Novo Nordisk wants to develop new stem cell-based therapies to help patients with serious chronic diseases that will allow us to continue to offer life-changing treatments in the future. Novo Nordisk has for a long time been a partner in national and international cooperative projects involving stem cells. Our initial research activities on pluripotent stem cells from mice have been expanded to include cells of human origin. Human pluripotent stem cells include embryonic and induced pluripotent stem cells where the human embryonic stem cells (hESC) used in our research are derived from surplus embryos donated with freely given informed consent. Novo Nordisk also follows scientific breakthroughs within stem cell research, including the Nobel Prize-winning breakthrough where human induced pluripotent stem cells (hiPSC) were created from somatic cells.

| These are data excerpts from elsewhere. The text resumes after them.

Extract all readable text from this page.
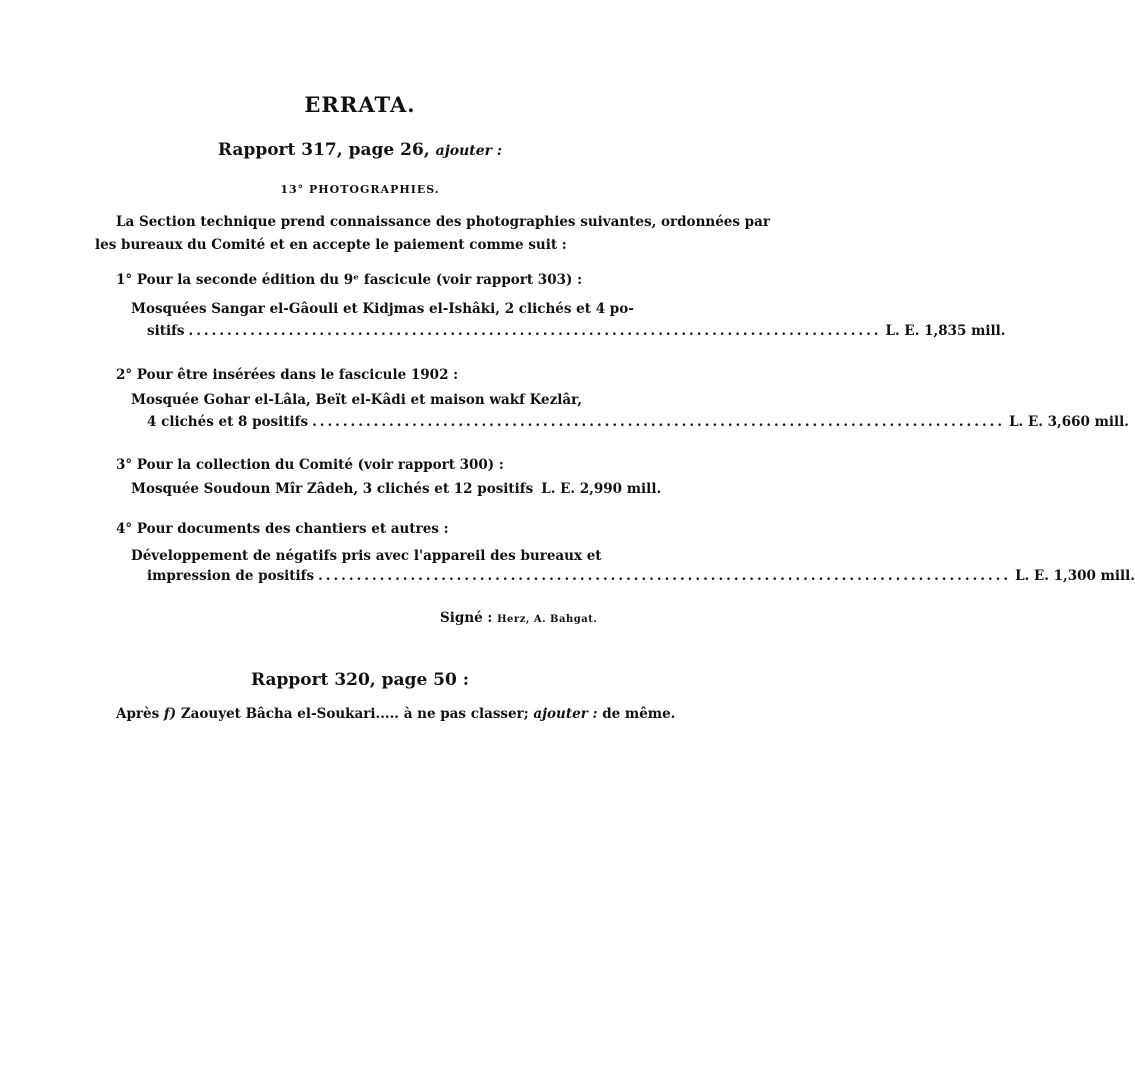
ERRATA.
Rapport 317, page 26, ajouter :
13° PHOTOGRAPHIES.
La Section technique prend connaissance des photographies suivantes, ordonnées par
les bureaux du Comité et en accepte le paiement comme suit :
1° Pour la seconde édition du 9ᵉ fascicule (voir rapport 303) :
Mosquées Sangar el-Gâouli et Kidjmas el-Ishâki, 2 clichés et 4 po-
sitifs .......................................................................................... L. E. 1,835 mill.
2° Pour être insérées dans le fascicule 1902 :
Mosquée Gohar el-Lâla, Beït el-Kâdi et maison wakf Kezlâr,
4 clichés et 8 positifs .......................................................................................... L. E. 3,660 mill.
3° Pour la collection du Comité (voir rapport 300) :
Mosquée Soudoun Mîr Zâdeh, 3 clichés et 12 positifs L. E. 2,990 mill.
4° Pour documents des chantiers et autres :
Développement de négatifs pris avec l'appareil des bureaux et
impression de positifs .......................................................................................... L. E. 1,300 mill.
Signé : Herz, A. Bahgat.
Rapport 320, page 50 :
Après f) Zaouyet Bâcha el-Soukari..... à ne pas classer; ajouter : de même.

Novo Nordisk finds that it is crucial to proceed with research in pluripotent stem cells (hESC as well as hiPSC), to gain basic knowledge about how cells grow and develop to allow us to confirm the possibility of using stem cells in cell replacement therapies. Novo Nordisk has embarked on hiPSC-based research, which provides unique access to novel models in disease development as well as in drug efficacy and safety testing. Research in hESC has evoked an important ethical debate and Novo Nordisk would like to be part of an open discussion about understanding the ethical and legal issues in the use of human embryonic stem cells. Novo Nordisk urges all countries to establish legislation that will ensure that this field is adequately regulated and controlled.
Adult and pluripotent stem cells differ in several ways; pluripotent stem cells allow unlimited expansion and have a greater developmental potential compared to most adult stem cells. Therefore, Novo Nordisk focuses on pluripotent stem cells as a basis for cell therapy.

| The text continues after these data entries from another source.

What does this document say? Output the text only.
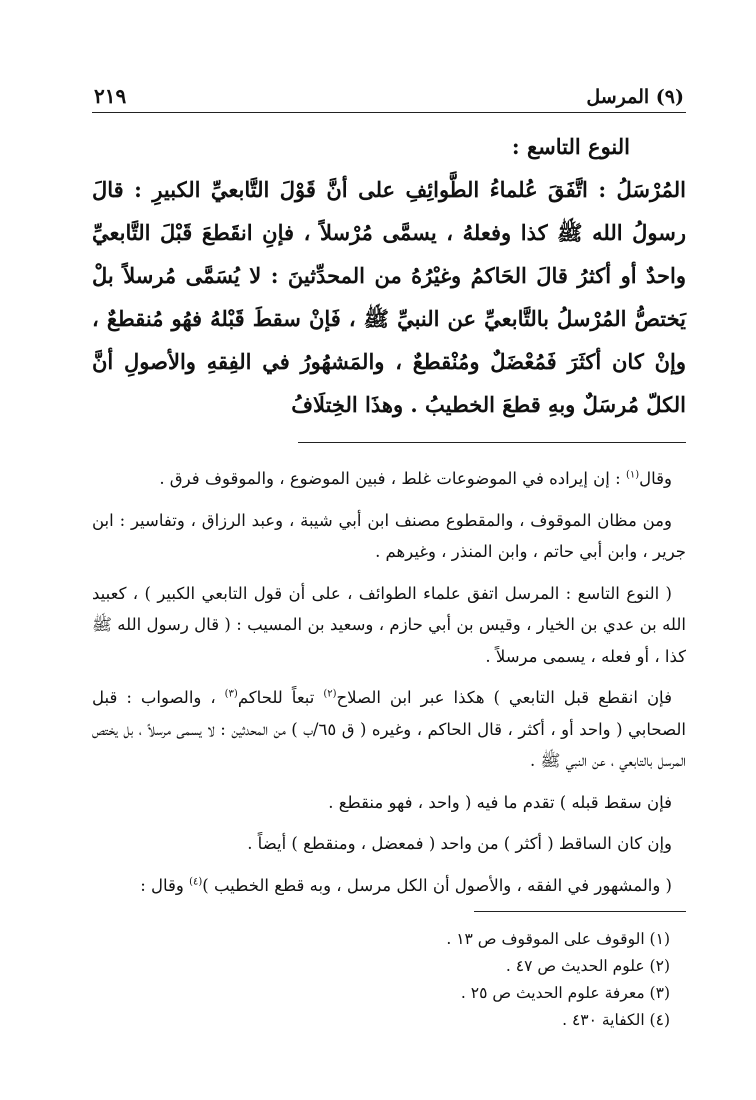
(٩) المرسل
٢١٩
النوع التاسع :
المُرْسَلُ : اتَّفَقَ عُلماءُ الطَّوائِفِ على أنَّ قَوْلَ التَّابعيِّ الكبيرِ : قالَ رسولُ الله ﷺ كذا وفعلهُ ، يسمَّى مُرْسلاً ، فإنِ انقَطعَ قَبْلَ التَّابعيِّ واحدٌ أو أكثرُ قالَ الحَاكمُ وغيْرُهُ من المحدِّثينَ : لا يُسَمَّى مُرسلاً بلْ يَختصُّ المُرْسلُ بالتَّابعيِّ عن النبيِّ ﷺ ، فَإنْ سقطَ قَبْلهُ فهُو مُنقطعٌ ، وإنْ كان أكثَرَ فَمُعْضَلٌ ومُنْقطعٌ ، والمَشهُورُ في الفِقهِ والأصولِ أنَّ الكلّ مُرسَلٌ وبهِ قطعَ الخطيبُ . وهذَا الخِتلَافُ

وقال$^{(١)}$ : إن إيراده في الموضوعات غلط ، فبين الموضوع ، والموقوف فرق .

ومن مظان الموقوف ، والمقطوع مصنف ابن أبي شيبة ، وعبد الرزاق ، وتفاسير : ابن جرير ، وابن أبي حاتم ، وابن المنذر ، وغيرهم .

( النوع التاسع : المرسل اتفق علماء الطوائف ، على أن قول التابعي الكبير ) ، كعبيد الله بن عدي بن الخيار ، وقيس بن أبي حازم ، وسعيد بن المسيب : ( قال رسول الله ﷺ كذا ، أو فعله ، يسمى مرسلاً .

فإن انقطع قبل التابعي ) هكذا عبر ابن الصلاح$^{(٢)}$ تبعاً للحاكم$^{(٣)}$ ، والصواب : قبل الصحابي ( واحد أو ، أكثر ، قال الحاكم ، وغيره ( ق ٦٥/ب ) من المحدثين : لا يسمى مرسلاً ، بل يختص المرسل بالتابعي ، عن النبي ﷺ .

فإن سقط قبله ) تقدم ما فيه ( واحد ، فهو منقطع .

وإن كان الساقط ( أكثر ) من واحد ( فمعضل ، ومنقطع ) أيضاً .

( والمشهور في الفقه ، والأصول أن الكل مرسل ، وبه قطع الخطيب )$^{(٤)}$ وقال :

(١) الوقوف على الموقوف ص ١٣ .
(٢) علوم الحديث ص ٤٧ .
(٣) معرفة علوم الحديث ص ٢٥ .
(٤) الكفاية ٤٣٠ .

Currently, the best defined and most extensively used stem cell treatments are based on adult stem cells, including blood stem cell transplantation to treat diseases and conditions of the blood and immune system, or to restore the blood system after treatments for specific cancers. Some bone, skin and corneal diseases or injuries are also treated with grafting of tissue that is dependent on the use of stem cells from these organs.
Pluripotent stem cells themselves cannot directly be used for therapies as in their undifferentiated state they will likely cause benign tumours (teratomas). They will first need to be coaxed into specialised cell types before transplantation. Therefore, it is critical that these cells are proven safe and efficacious in preclinical and controlled clinical trials.
Many potential pluripotent stem cell-based treatments are currently being tested in animal models and a few have been brought to clinical trials, with the first phase 1/2 clinical trial approved by the US Food and Drug Administration (FDA) in 2010.
A second type of pluripotent stem cells is induced pluripotent stem cells (iPSCs that were discovered/generated for the first time by Yamanaka et al in 2006, for which he received the Nobel Prize in 2012). Such cells can be obtained by treating any given cell culture with four factors that induce the reprogramming to eventually yield induced pluripotent stem cells. The four factors can be given very efficiently via viral infection, which is the widely used method.
More recently, more gentle ways have been developed to reprogramme mature cells into iPSC. International guidelines need to be developed on sources of iPSC starting-cell material and to allow an evaluation of the applicability of iPSC in cell-based therapy in general. Recently, a Japanese clinical trial was approved to use patient-specific iPSC-based cell therapy of macular degeneration (a chronic eye disease).